Intel is still managing to keep up, at least on the performance front, a small miracle if we consider the 14 nm production process of the Comet Lake-S CPUs. The new i9-10900K that we have just reviewed is a small power monster, net of higher consumption than its rivals, and remains above the AMD counterparts in the tasks where the frequencies are more influential than the number of cores.
But now AMD seems ready to give Intel a quick response with one new series of Zen 2 processors, the 3600XT, 3800XT and 3900XT, renewed thanks to the flexibility of the 7 nm production process, which allows to go up with the frequencies compared to the current models.
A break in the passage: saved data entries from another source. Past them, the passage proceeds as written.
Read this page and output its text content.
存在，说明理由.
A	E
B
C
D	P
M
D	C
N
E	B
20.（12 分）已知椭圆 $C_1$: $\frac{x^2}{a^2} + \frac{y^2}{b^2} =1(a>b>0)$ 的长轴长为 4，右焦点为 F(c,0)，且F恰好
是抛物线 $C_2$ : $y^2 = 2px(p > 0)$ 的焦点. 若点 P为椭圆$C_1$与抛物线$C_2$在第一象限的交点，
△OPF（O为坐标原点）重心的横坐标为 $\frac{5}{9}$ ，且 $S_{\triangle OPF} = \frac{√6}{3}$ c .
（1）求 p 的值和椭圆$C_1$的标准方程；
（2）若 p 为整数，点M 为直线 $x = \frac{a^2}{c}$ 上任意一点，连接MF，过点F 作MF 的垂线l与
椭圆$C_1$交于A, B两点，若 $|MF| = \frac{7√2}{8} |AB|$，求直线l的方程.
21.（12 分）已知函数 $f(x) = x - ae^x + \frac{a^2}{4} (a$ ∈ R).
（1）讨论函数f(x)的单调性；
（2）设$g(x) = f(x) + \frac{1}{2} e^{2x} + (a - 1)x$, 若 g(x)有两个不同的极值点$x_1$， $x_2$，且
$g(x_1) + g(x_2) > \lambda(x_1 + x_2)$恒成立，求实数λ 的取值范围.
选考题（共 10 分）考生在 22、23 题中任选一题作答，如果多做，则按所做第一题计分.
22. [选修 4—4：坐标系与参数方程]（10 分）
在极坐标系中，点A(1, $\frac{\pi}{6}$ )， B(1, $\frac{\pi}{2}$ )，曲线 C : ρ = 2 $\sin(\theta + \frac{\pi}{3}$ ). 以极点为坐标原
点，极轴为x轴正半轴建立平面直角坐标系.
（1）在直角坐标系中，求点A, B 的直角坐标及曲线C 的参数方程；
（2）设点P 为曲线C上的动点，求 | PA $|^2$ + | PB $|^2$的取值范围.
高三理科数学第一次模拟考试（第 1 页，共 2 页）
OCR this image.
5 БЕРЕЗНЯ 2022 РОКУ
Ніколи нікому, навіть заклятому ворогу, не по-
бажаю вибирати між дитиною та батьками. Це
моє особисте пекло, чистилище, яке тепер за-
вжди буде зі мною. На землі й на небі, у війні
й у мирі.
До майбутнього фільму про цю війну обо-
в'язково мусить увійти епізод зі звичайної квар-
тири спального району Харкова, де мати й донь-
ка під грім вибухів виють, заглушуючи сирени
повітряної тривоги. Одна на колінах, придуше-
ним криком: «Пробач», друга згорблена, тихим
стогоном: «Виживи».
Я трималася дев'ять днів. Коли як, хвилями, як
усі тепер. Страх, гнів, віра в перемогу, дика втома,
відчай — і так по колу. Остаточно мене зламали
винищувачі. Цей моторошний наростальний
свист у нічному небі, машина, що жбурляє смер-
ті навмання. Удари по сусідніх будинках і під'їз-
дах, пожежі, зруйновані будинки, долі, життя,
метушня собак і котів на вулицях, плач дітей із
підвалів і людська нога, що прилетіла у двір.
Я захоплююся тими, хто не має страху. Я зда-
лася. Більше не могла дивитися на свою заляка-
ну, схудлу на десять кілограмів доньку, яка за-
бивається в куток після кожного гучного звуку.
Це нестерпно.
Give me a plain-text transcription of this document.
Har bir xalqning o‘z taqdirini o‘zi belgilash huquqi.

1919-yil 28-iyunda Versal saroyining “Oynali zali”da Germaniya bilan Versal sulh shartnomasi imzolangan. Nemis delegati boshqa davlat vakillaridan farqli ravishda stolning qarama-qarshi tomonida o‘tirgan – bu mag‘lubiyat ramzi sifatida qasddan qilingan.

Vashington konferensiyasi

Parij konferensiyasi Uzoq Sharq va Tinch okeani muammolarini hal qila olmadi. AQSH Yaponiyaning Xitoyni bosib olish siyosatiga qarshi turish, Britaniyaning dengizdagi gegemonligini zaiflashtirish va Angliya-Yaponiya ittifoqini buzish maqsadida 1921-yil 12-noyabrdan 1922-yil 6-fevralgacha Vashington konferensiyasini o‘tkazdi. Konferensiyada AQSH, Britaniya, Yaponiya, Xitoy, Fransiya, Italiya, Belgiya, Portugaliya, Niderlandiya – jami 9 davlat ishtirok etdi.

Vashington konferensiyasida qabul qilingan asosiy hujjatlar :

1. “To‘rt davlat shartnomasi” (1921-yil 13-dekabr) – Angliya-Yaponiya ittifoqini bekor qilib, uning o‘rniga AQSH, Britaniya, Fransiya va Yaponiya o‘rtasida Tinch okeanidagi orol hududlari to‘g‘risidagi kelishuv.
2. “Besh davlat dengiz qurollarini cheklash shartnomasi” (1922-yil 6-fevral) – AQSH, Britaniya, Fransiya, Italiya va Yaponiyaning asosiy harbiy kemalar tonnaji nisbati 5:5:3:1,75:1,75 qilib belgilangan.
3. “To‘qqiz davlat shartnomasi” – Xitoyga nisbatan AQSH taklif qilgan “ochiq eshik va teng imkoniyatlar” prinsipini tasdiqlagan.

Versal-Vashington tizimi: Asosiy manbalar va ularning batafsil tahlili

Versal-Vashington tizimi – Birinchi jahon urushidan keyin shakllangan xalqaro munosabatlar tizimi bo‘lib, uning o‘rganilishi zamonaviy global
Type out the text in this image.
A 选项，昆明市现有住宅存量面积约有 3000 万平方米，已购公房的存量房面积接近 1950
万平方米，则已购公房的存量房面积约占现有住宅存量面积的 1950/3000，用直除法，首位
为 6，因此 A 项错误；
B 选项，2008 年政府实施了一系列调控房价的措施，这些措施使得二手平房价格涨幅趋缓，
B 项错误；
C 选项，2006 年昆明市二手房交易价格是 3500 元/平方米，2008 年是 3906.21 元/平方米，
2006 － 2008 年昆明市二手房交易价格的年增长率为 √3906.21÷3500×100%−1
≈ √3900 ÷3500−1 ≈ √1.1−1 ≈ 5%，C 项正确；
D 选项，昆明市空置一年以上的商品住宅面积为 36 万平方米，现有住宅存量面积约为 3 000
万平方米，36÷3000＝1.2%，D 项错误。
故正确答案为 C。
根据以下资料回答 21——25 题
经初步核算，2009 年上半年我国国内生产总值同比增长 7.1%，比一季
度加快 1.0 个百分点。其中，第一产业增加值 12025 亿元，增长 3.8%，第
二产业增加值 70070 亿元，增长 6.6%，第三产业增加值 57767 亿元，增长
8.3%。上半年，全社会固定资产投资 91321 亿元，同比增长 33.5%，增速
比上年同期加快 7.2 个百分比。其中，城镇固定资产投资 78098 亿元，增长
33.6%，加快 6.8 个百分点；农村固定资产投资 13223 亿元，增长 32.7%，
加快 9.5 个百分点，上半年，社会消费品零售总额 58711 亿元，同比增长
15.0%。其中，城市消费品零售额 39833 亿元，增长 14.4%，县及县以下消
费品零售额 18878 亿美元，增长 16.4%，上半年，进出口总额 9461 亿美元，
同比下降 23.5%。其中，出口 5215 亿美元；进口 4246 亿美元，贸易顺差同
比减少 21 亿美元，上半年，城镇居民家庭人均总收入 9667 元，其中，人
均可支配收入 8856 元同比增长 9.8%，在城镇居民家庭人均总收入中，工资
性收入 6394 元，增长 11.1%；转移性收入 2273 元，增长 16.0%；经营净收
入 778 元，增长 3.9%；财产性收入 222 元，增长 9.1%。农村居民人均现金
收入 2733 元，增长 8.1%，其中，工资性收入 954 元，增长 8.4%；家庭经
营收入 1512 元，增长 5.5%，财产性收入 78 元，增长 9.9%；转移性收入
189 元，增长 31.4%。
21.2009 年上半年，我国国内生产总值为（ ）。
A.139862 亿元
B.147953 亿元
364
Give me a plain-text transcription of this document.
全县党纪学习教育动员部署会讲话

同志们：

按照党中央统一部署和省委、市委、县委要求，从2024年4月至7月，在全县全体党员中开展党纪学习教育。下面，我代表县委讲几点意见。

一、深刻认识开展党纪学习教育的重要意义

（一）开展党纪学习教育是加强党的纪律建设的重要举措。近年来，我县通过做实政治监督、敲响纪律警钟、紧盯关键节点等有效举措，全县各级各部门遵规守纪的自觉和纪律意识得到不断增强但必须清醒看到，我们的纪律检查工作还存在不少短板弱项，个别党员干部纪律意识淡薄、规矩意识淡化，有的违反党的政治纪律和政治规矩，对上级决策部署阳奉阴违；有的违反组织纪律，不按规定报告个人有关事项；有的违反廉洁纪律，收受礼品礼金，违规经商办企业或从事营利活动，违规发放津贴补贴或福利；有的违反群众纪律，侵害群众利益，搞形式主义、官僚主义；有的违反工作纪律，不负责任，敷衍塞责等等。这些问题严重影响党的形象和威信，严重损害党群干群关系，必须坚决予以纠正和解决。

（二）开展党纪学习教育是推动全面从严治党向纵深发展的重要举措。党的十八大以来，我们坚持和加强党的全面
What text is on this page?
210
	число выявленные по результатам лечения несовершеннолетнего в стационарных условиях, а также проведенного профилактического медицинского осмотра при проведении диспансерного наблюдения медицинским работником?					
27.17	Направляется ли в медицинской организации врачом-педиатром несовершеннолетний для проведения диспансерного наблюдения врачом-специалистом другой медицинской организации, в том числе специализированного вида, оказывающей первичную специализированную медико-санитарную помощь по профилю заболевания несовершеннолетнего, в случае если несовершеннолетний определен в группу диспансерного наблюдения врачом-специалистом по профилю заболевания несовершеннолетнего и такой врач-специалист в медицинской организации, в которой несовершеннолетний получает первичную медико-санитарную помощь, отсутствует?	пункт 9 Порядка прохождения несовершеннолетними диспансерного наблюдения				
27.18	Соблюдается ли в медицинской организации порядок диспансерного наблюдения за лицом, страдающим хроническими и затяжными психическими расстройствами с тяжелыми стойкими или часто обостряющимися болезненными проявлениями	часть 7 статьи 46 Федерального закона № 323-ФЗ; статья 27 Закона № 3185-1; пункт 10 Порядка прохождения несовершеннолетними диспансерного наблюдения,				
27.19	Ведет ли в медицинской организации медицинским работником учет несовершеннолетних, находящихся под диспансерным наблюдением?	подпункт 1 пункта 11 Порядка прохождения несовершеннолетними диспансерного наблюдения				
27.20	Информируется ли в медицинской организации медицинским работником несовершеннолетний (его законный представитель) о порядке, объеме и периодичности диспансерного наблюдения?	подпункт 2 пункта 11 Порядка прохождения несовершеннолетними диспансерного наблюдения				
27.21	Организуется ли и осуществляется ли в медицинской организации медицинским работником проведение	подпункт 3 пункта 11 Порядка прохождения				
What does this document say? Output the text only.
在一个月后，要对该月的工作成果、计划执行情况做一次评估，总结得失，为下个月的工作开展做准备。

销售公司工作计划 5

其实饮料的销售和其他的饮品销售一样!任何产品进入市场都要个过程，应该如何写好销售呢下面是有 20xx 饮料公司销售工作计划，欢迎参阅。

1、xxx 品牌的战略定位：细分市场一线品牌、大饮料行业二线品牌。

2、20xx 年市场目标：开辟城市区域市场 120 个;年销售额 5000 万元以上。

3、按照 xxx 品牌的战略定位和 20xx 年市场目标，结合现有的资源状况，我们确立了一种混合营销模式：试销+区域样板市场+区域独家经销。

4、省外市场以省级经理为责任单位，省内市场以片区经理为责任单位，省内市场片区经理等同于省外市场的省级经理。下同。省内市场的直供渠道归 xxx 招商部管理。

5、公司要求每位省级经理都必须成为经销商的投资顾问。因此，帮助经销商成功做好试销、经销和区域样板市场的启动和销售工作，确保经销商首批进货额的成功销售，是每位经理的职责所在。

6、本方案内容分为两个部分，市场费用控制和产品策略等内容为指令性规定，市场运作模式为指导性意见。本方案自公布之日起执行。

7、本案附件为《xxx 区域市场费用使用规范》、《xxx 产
The production process makes the difference
To achieve higher and higher frequencies Intel has focused on small optimizations in the architecture of its CPUs, but above all on very advanced peak clock management algorithms, which allow the i9-10900K to touch 5.3 GHz for short periods of time.
Intel has managed to cross this milestone with a 14nm production process, why should AMD not be able to increase frequencies relying on the greater freedom granted by the 7nm one?
The new CPU range is expected to retain the same number of cores as the current models, 12/24 for the 3900XT, 8/16 for the 3800XT and 6/12 for the 3600XT, with the second number representing the amount of virtual cores available thanks to Simultaneous Multithreading.
The first leaked noises indicated, in base and boost mode respectively, frequencies of 4.1 / 4.8 GHz for the 3900XT, with a 200 MHz increase in boost compared to the current model, of 4.2 / 4.7 GHz for the 3800XT, with a +300 MHz , and of 4.0 / 4.7 GHz for the 3600 XT, which would also mark in this case a +300 MHz. These frequencies should be obtainable without any increase in the TDP, which would remain 95W for the 3600 XT and 105W for the other models, but simply through a refinement of the production process.
A result that could allow AMD, at least in theory, to reduce if not close the gap with Intel in single core performance.
However in the past few hours these data have been scaled back: it seems in fact that the clock frequencies will not exceed 4.7 GHz in the new variants. The launch should take place in July but the timing itself casts a shadow over the veracity of these rumors.
Zen 3 processors are expected to arrive later this year, leaving a very tight time window for these Zen 2 refreshes. AMD is actually in no hurry to counter Intel’s move and could therefore wait for the end of the year and the Ryzen 4000 series processors to end 2020 with a flourish, with products that would outperform the current Comet Lake-S in performance.